Hotspot USA: Fürchtet den Wahrheitsmacher
Vor knapp einer Woche ist US-Präsident Donald Trump mit bedrohlichen Covid-19-Symptomen ins Walter-Reed-Militärspital in Maryland geflogen worden. Seither haben sich in den Vereinigten Staaten 250 000 Menschen mit dem Virus infiziert, 4000 sind daran gestorben. Das ist die traurige Wirklichkeit: ein Land mit bislang 7,5 Millionen bestätigten Coronafällen, über 210 000 Coronatoten und einer hohen, zurzeit noch steigenden Infektionsrate.
Kaum hatte der Präsident dank mit Steuergeldern finanzierter medizinischer Vorzugsbetreuung die erste Hürde der Erkrankung genommen, verkündete er wie ein voreiliger Weihnachtsengel: «Fürchtet euch nicht!» Covid-19 sei auch nicht schlimmer als die Grippe, und man dürfe sich von dem Virus nicht das Leben diktieren lassen. Sprachs und riss sich – Ansteckungsgefahr hin oder her – theatralisch die Maske vom Gesicht, als er ins Weisse Haus zurückkehrte, den zurzeit heissesten Corona-Hotspot der USA.
Zweckoptimistische US-AmerikanerInnen haben für kurze Zeit gedacht, der Präsident werde aus seiner persönlichen Covid-19-Krise als geläuterter Mensch hervorgehen und die Bedrohlichkeit der Pandemie endlich anerkennen. David Sirota, Redaktor beim linken US-Magazin «Jacobin», schrieb: «Wenn Trump den Glauben personifiziert, dass die Wirklichkeit keine Rolle spielt, so ist das Virus die Verkörperung der Idee, dass die Wirklichkeit immer das letzte Wort hat. (…) Vielleicht hört unsere Gesellschaft nun endlich auf, so zu tun, als ob wir die Realität ignorieren könnten.»
Doch was heisst schon «unsere Gesellschaft»? Wer in der Coronakrise Familienangehörige oder FreundInnen beerdigen musste, kann die Wirklichkeit bestimmt nicht leugnen. Wer die Arbeitsstelle verloren hat oder die Kinder nicht mehr ernähren kann, spürt die existenzielle Bedrohung jeden Tag. Es gibt in den USA gegenwärtig zehn Millionen weniger Jobs als Anfang Jahr. Die Erwerbsbeteiligung der Männer ist tiefer denn je. Die Frauen haben den Arbeitsmarkt in Scharen verlassen und leben statistisch wieder in den achtziger Jahren.
Besonders hart trifft die Coronakrise People of Color. Nicht nur sind sie häufiger arbeitslos. Sie erkranken und sterben auch häufiger an Covid-19. Nicht weil das Virus rassistisch ist. Rassistisch sind vielmehr die gesellschaftlichen Verhältnisse, die sie so verletzlich machen: gefährliche Niedriglohnjobs, enge Wohnungen, minderwertige Schulen, schlechte Gesundheitsvorsorge und der Dauerstress der Polizeigewalt. Keinen Moment dürfen AfroamerikanerInnen vergessen, dass sie in einem Land leben, das auf Sklaverei gebaut ist und dessen Regierung heute offen mit White Supremacy sympathisiert.
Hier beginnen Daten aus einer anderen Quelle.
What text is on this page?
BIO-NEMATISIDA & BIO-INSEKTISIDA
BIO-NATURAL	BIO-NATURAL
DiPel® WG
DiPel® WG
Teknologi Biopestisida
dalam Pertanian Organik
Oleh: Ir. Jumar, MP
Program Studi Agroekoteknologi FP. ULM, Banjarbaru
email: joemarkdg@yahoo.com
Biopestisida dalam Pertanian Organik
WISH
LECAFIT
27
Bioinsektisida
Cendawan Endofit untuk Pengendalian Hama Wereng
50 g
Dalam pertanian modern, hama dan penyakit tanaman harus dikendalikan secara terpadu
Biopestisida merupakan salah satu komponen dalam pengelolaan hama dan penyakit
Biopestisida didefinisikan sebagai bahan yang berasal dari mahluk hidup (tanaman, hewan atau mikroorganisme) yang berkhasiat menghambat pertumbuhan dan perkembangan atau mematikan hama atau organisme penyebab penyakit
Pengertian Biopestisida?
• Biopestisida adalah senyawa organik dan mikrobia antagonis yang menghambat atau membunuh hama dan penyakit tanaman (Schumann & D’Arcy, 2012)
Die Wirklichkeit ganz oder teilweise zu ignorieren, ist ein Luxus, den sich nur leisten kann, wer die Macht und Mittel hat, um sich – mindestens auf Zeit – eine eigene Scheinwelt zu schaffen. In Donald Trumps «Great America» gibt es keinen Rassismus. Der Wirtschaft im Allgemeinen und dem Trump-Konsortium im Besonderen geht es glänzend. Das Klima kühlt sich von selbst. Die Coronakrise ist so gut wie überwunden. Der Wiederwahl steht nichts im Weg ausser Anarchie und Chaos. Damit meint Trump nicht nur die Black-Lives-Matter-Proteste, sondern auch das «linksradikale» Team Biden / Harris sowie die gesamte Oppositionspartei der DemokratInnen. Und dazu die Fake-Umfragen und die Fake-Medien, die – wie schon vor vier Jahren – voraussagen, dass er die Wahl am 3. November haushoch verlieren wird.
Seit Monaten droht Donald Trump, dass er eine Wahlniederlage mit allen Mitteln verhindern werde: gerichtlich, militärisch, wenn nötig mit bewaffneten Bürgerwehren. Das ist eine grössenwahnsinnige Fantasie. Vom Präsidenten und obersten Kriegsherrn der USA ausgesprochen und gestützt von republikanischen WahrheitsmacherInnen im Kongress, wird diese Kopfgeburt zu einer politischen Realität, die man nicht einfach als dummes Geschwätz abtun sollte.